• # La rigidité littéraire est une construction arbitraire

    Posté par . En réponse au journal Les différences entre la littérature et le code pour les licences libres. Évalué à 3. Dernière modification le 07 juin 2021 à 16:53.

    Le texte se base sur un postulat qui me semble indéfendable. Celui du texte en tant qu'objet rigide et monolithique, intouchable par essence. Ce qui justifierai un peu tout et n'importe quoi. Je vais donc répondre uniquement sur ce point, car le reste en dépend : un argumentaire dont les fondations s'écroulent n'est qu'un exercice de logique dans fondement.

    Avez-vous beaucoup d’exemple de romans que d’autres ont modifié pour l’améliorer et commercialisé ?

    Je pense que la question est mal posée. Elle est aussi particulièrement biaisée, mais je reviendrai sur ce point plus tard.

    Premièrement, la notion d'amélioration est particulièrement subjective, et n'a pas vraiment de sens. Augmentation serait déjà plus intéressant. Et qu'il y ait amélioration ou non, il y a illégalité dans le fait de modifier et diffuser une œuvre littéraire (sauf si licence libre ou domaine public, et quelques cas à la marge, comme la parodie).

    La notion de commercialisation n'a rien à faire là dedans non plus. Que je décide de diffuser de manière commerciale ou gratuite ne change rien à l'affaire. Cela reste illégal dans la grande majorité des cas.

    Une œuvre littéraire n’est pas quelque chose de modulaire comme un code informatique. Je dirais même qu’il est monolithique.

    Venant d'un éditeur, c'est très problématique comme message. Le métier même d'éditeur met à mal cette vision monolithique. Il suffit de penser à toutes ces notes, préfaces, postfaces, au travail d'iconographie et de mise en page pour bien voir que chaque édition modifie fondamentalement une œuvre littéraire.

    On peut aussi citer toute la tradition littéraire utilisant les méthodes du détournement pour bien voir qu'on peut tout à fait considérer un texte comme étant un agrégat de matière malléable et modulable à l'envie. Et ça n'est qu'un exemple de pratique d'écriture parmi beaucoup d'autres.

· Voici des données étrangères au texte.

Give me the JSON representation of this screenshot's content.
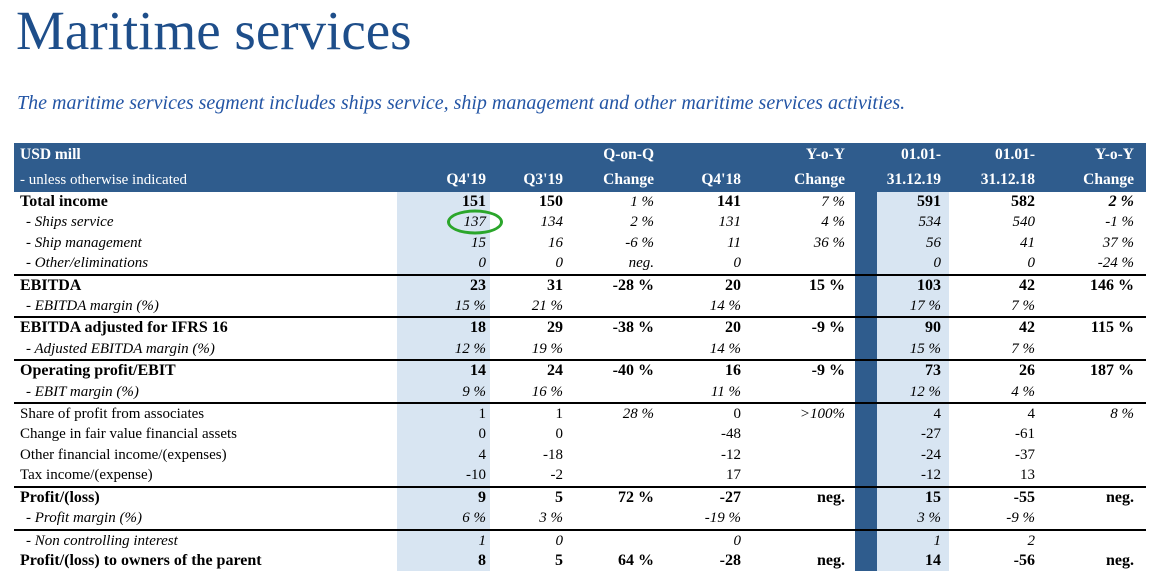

    Enfin, avancer qu'une œuvre littéraire est monolithique et non modulaire alors que 2 paragraphes plus haut, on met en avant le fait que certains lisent les chapitres dans l'ordre de leur choix, et que d'autres sautent littéralement des passages, c'est paradoxal et très amusant.

    En réalité, ce que limitent des droits d’auteur, ce n’est pas vraiment la possibilité de se réapproprier le texte, mais surtout la possibilité de faire des suites, adaptation et spin off.

    Alors déjà, faire des suites, adaptations ou spin-offs, il faudra m'expliquer en quoi ça ne tient pas du domaine de la réappropriation. Ensuite, d'où sort ce surtout ? En quoi les droits d'auteur limitent plus ce genre de chose que la publication de versions annotées et remixées d’œuvres ?

    J'irai d'ailleurs même jusqu'à dire que c'est plutôt l'inverse : on voit chez pas mal de créateurs et éditeurs une certaine tolérance envers les fanfictions, adaptations et spin offs amateurs, voir ces derniers finissent parfois par être reconnus et publiés légalement (50 nuances de gris, ou encore les films amateurs Star Trek en sont des exemples).

    Avez-vous beaucoup d’exemple [...] ?

    Je reviens sur la question car j'ai avancé qu'elle était biaisée. En effet, avancer que ce sont des pratiques rares et inexistantes alors même qu'elles sont illégales est une pirouette rhétorique un peu facile mais fallacieuse.

    De plus, dès lors qu'on s'éloigne des écrits verrouillés par ces droits d'auteur raides et stricts, c'est quelque chose de courant. Des ré-écritures, aux adaptations et traductions originales, en passant par la compilation en recueils ou anthologie, les exemples ne manquent pas. Ou alors tu réfutes l'existence de toute la tradition de ré-écriture et republication de contes, de ré-interprétation de texte (on peut donner en exemple le Moine d'Antonin Artaud basé sur un texte de Lewis.) d'incorporation de textes dans d'autres travaux artistiques, etc.

    Dès qu'il y a une possibilité de réappropriation et que le texte est parlant pour certaines personnes, on voit fleurir ce genre de chose. Le droit à la parodie montre bien par ailleurs qu'il suffit de ne plus avoir à craindre qui que ce soit pour que la créativité pointe le bout de son nez.